I was surprised. But his meaning was clear. Then he told me to
count ‘bobber-two-three-four-hit!’ meaning wait five
seconds, then jerk the fishing line.
“Did
it work?” She sat quietly, watching her Grampa. Her hands
were on her knees. A soft warm breeze was moving through the pine
trees. In the distance, a crow was chastising someone’s
dog. Grampa lifted his cap and with his right hand, wiped the
moisture out of his hair.
“We
hit the quiet time. Nothing was biting. About an hour later I
caught my first sunfish, bright yellow with a little band of red
on its side. Then I hooked the largest black sunfish I’ve
ever seen. Grampa Lyn called it a crappie. It weighed one pound
and four ounces. It was huge.”
“Back
at the boat landing, the man who ran the rentals asked to see
my catch. I showed him the huge black crappie. He said I won the
daily prize for the largest panfish and gave me a silver dollar.”
Alison
smiled to herself. She wondered what she could buy with a silver
dollar. Alison’s Grampa didn’t tell her that he suspected
his Grampa Lyn had given the man the silver dollar. He smiled
and looked out across the pond. The hillside seemed blue …a
cloud was blocking the sun. A jet black crow flew across the pond,
and said ‘caw’ twice, talking to Grampa.
*****
“He’s
laughing at you, that crow is.”
“Yes,”
said Alison’s Grampa. “I suspect he is.” Grampa
laughed and watched the crow fly up the hill. He reached out and
gently touched Alison’s back. “I think the reward
for the most skips with a rock is a silver dollar.”
“Oh,
Grampa,” she responded, “I can’t.”
“Yes,
you can,” he replied getting slowly to his feet. He pulled
his cap down onto his forehead and brushed pine needles from his
shorts. Alison went ahead and found a flat rock that she gave
to her Grampa. He tossed it and watched it skip across the water.

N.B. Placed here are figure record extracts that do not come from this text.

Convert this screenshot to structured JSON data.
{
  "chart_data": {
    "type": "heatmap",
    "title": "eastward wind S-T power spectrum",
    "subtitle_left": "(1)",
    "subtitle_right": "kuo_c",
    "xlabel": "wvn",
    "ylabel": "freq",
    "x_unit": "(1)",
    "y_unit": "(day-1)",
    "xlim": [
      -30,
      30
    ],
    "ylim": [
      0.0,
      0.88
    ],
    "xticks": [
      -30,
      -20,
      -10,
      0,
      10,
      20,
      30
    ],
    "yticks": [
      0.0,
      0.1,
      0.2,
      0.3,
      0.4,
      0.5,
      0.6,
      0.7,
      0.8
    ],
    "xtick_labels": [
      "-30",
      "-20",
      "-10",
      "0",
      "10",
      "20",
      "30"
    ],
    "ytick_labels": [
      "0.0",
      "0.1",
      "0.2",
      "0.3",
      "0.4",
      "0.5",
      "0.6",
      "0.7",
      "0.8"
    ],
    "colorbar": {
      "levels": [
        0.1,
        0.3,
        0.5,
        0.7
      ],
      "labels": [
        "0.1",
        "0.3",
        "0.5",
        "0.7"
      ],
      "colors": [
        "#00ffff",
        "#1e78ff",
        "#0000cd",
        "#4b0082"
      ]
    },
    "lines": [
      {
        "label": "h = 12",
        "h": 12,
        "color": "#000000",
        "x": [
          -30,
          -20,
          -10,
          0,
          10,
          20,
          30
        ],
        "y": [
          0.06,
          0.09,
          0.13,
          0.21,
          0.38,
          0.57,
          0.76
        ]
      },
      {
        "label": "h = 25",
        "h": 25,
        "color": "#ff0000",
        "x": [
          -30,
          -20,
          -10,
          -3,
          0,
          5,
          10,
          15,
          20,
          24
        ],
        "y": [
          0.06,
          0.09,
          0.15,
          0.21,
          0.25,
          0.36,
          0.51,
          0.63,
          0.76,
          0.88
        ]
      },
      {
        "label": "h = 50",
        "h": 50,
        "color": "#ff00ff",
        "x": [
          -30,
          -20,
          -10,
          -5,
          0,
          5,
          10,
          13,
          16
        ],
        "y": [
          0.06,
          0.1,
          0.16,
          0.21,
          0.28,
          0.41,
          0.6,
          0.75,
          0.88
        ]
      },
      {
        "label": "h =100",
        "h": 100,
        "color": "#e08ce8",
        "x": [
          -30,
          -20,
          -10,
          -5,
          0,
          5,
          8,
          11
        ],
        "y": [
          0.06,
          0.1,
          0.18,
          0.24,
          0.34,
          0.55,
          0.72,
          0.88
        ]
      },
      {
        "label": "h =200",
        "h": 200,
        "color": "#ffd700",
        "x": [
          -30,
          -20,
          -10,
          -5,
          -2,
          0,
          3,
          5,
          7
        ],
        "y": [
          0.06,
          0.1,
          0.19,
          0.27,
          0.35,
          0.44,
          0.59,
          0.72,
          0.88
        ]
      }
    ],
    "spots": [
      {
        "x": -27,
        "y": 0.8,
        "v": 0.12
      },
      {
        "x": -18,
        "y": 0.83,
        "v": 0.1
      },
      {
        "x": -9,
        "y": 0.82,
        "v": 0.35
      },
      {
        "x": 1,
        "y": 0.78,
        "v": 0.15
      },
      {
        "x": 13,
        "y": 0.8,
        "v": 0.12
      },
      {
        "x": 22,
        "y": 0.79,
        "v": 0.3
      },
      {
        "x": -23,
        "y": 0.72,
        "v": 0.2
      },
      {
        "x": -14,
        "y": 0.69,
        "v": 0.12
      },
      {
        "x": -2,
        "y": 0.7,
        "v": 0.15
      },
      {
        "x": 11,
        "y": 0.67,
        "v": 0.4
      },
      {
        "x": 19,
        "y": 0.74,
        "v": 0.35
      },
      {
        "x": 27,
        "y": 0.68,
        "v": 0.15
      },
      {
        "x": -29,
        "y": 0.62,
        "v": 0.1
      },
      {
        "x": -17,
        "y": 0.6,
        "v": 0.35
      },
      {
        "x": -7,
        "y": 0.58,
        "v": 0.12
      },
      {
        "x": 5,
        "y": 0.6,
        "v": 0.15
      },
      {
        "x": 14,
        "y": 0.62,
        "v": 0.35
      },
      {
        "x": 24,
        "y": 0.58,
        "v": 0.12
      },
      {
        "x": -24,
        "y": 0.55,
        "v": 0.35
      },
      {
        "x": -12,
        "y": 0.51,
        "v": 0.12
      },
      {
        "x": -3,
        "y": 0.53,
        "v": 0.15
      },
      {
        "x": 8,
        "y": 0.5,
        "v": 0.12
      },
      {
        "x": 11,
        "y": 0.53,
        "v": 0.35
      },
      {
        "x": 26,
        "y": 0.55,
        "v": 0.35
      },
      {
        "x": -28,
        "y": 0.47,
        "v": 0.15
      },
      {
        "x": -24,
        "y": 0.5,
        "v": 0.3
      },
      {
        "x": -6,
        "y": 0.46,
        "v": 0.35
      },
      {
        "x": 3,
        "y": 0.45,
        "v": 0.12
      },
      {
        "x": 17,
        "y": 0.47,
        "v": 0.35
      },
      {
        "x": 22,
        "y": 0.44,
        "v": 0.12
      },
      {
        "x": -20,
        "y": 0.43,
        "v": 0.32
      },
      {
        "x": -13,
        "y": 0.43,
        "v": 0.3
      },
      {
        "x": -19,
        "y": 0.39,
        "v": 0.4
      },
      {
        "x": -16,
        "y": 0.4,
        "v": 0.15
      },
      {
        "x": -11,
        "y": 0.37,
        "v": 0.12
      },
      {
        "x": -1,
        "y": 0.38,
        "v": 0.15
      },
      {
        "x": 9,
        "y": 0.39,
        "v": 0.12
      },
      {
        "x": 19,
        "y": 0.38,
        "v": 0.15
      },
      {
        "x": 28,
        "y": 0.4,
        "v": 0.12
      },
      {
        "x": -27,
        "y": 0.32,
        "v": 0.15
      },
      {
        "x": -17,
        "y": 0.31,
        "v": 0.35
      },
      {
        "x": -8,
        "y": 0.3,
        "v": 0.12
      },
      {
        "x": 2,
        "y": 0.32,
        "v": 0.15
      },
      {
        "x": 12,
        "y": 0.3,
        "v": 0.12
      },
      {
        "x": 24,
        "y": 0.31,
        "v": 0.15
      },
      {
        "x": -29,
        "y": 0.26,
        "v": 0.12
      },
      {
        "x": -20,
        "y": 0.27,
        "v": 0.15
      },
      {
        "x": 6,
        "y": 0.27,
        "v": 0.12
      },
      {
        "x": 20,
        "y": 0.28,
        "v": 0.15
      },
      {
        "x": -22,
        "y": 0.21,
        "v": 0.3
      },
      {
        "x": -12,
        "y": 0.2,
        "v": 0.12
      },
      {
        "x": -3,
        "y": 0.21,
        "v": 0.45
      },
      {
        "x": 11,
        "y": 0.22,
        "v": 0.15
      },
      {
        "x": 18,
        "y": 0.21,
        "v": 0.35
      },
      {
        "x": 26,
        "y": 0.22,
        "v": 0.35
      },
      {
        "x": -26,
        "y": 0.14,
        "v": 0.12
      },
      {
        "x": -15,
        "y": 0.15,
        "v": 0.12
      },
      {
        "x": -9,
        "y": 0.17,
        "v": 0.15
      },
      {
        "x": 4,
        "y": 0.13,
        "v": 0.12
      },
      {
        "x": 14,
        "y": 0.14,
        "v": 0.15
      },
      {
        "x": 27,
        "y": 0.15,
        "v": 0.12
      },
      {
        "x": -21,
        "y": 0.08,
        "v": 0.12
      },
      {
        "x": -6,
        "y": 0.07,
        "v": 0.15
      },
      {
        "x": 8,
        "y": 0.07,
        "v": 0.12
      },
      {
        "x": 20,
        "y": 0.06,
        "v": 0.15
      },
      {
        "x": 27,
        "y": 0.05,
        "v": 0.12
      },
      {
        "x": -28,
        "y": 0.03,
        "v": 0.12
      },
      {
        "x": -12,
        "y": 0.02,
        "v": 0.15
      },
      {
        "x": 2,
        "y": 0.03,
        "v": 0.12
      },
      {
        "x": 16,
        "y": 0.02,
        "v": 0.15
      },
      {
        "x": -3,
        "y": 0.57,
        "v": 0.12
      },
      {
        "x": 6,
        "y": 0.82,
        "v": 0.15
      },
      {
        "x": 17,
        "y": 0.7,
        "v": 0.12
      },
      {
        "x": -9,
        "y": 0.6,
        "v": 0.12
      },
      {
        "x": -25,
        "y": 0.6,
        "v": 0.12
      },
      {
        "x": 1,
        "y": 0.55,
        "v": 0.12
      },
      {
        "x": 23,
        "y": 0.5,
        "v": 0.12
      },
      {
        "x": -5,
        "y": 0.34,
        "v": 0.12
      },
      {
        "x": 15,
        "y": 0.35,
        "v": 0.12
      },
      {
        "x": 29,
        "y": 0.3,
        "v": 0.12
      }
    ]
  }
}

“The mark is five skips,” he said.
“Oh,
Grampa,” she said slowly, searching for a word. “You’re
cruel.”
“No,
I am not. You can do it.”
An
hour later Alison’s Gramma was sitting on the porch of their
cabin, back in the pines, away from the pond. She had her feet
up on an old brown hassock and she was reading a book. She heard
Alison and her Grampa coming from the direction of the pond. Alison
had a smile on her face and a hand in her pocket, as if she was
guarding a treasure. Alison’s Gramma smiled to herself,
wondering what the contest was today.
“Guess
what, Gramma,” shouted Alison with a beaming smile.